La charla se realizó en el marco del Foro por la Defensa de Tacuscalco, integrado por organizaciones indígenas, ambientalistas y de la sociedad civil, que se han organizado para evitar la contaminación del río Ceniza y la destrucción del sitio arqueológico Tacuscalco por parte de la constructora Fénix S. A. de C. V.,  que desarrolla el proyecto Urbanización Las Victorias (Acrópoli Sonsonate), dentro de los límites culturales del centro cívico–ceremonial del sitio.

Arqueólogos Julio Alvarado y Hugo Díaz junto al alcalde de Nahuizalco, Jorge Patriz, y el líder indígena Nicolás Sánchez.

El caso fue explicado a los estudiantes por el director de Arqueología, Hugo Díaz, quien también les contó cómo a la llegada de los conquistadores españoles y los indígenas aliados a nuestras tierras, en junio de 1524, “hubo una gran resistencia de los pueblos originarios, a tal grado que le pegan un flechazo a Pedro de Alvarado en la pierna y se la dejan cuatro dedos más corta.

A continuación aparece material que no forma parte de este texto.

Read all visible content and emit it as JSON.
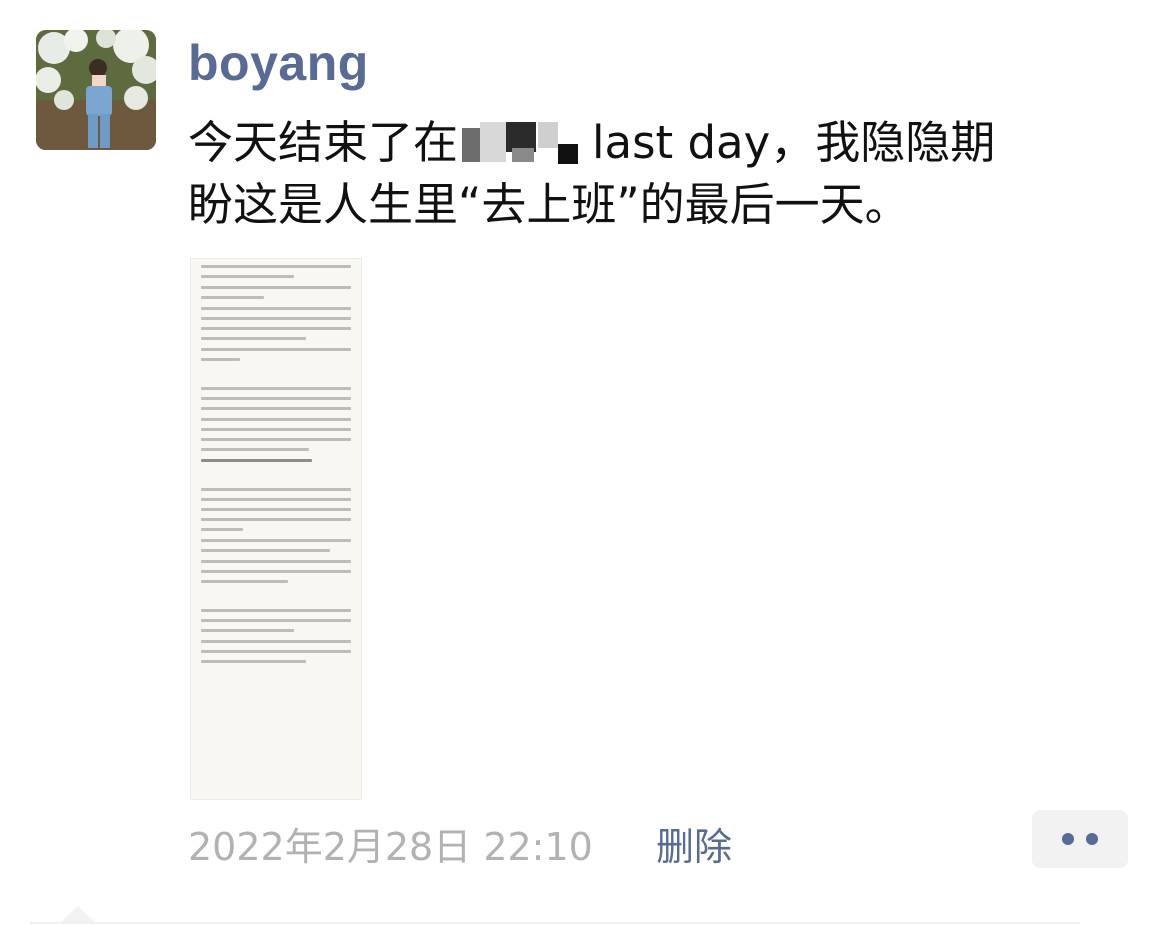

Por ese motivo,  él pasa cinco días en lo que ahora es Acajutla. Posterior a eso se desplaza hasta Tacuscalco y, como anda con la pierna herida, no participa en la batalla sino que se sube a una de las estructuras del sitio y allí mira lo que fue una de las mayores peleas que tuvieron nuestros abuelos”.

La lucha por conservar el sitio para conocer nuestra historia e identidad es importante, pues según el líder indígena Nicolás Sánchez: “Tenemos un serio problema porque todo lo que nos rodea va en contra de nuestra identidad. La invasión española nos vino a imponer una religión, pero no vivimos la espiritualidad de nuestros antepasados. que es otra manera de relacionarnos con el creador y con la madre naturaleza”.

“En la charla sacaron a realzar las cosas de nuestros antepasados; aprendí bastante sobre cosas que no conocía, de lugares que son de cultura”, dijo el alumno Ricardo Lue, quien al igual que muchos de sus compañeros se mostró interesado en conocer el sitio arqueológico Tacuscalco.

Finalmente, el arqueólogo Díaz les dijo a los jóvenes: “Hay que ir quitándonos muchas mentiras que tenemos de nuestros antepasados; la primera es que nos dieron espejos por oro, eso no es verdad, porque nosotros ya teníamos espejos. En Tazumal se han encontrado espejos del año 200 d. C., y  aquí en el país no había tanto oro”.